Despite all that, there was never any modus vivendi, let alone meeting of minds, about what was then most difficult: decommissioning and marching. And it was those two issues that the DUP and Sinn Féin used to electorally beat their rivals into the ground. The supposed Golden Age seems to have been a conveyor belt to the current impasse, and the electorate has voted for the current balance of power at every election for 12 years. Maybe power-sharing just doesn’t work?

We have three possible short-term futures: the Stormont House Agreement is implemented; budgets are cut by a quarter or more and/or indirect taxes are raised significantly to balance the books; or the Executive collapses.

And for all the public like to moan about politicians, the last option is by far the worst. If the current arrangements collapse, then the only likely alternative is an extended period of direct rule from a reluctant Westminster government. Unlike the 1980s, when NI was spared much of Thatcherism, there are very few Wets left at the top table of the Tory Party. Few politicians in Britain know much about Northern Ireland, but among the up and coming ranks of Conservative MPs, many will quickly come to the conclusion, if forced to learn more, that a good dose of economic shock therapy is exactly what the region needs.

It’s hard to imagine a return to violence on the scale of the 1969-1994 period but then it’s always hard to imagine unpalatable things until they happen.

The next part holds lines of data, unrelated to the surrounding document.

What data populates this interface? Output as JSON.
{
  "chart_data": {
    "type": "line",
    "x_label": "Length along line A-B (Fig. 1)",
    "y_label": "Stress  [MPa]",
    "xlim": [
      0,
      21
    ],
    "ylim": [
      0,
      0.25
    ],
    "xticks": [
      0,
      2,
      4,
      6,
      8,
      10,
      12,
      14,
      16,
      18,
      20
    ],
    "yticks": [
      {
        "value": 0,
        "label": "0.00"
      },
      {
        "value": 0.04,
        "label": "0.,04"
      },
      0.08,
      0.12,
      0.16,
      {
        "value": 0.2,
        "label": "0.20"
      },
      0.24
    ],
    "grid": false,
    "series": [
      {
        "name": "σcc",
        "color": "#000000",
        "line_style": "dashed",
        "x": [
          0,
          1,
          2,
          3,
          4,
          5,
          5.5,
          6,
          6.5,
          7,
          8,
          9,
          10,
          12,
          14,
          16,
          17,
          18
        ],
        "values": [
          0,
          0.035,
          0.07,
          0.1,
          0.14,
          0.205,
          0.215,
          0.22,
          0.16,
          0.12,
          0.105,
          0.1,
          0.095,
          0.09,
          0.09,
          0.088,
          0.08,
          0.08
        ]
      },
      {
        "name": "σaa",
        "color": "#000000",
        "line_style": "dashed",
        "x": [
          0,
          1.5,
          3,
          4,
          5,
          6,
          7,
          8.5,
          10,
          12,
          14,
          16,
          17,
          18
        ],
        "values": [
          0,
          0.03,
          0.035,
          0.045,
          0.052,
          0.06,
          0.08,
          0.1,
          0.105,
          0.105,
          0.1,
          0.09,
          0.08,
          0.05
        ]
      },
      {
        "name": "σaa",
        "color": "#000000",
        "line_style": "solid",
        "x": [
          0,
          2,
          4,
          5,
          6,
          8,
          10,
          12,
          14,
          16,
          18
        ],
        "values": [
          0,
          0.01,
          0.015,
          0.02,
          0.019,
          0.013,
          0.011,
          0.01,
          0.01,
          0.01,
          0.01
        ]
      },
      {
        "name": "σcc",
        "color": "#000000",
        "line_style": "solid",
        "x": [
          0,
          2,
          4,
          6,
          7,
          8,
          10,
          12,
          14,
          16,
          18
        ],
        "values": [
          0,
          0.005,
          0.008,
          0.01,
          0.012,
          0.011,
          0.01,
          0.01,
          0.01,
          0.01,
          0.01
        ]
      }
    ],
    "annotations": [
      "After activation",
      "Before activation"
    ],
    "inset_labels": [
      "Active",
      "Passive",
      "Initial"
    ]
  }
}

Shock therapy will prompt an exodus of the young. Collapse of the current institutions, however flawed, is likely to condemn us to many years of gross irresponsibility as parties without power engage in grandstanding. More than that, the central idea that was always supposed to be Northern Ireland’s fix, responsible power-sharing, will have demonstrably failed.

I don’t see any Plan B isn’t just self-indulgent fantasy.

A battle a day at Stormont always risked creating a political wasteland. We might soon find we enter one.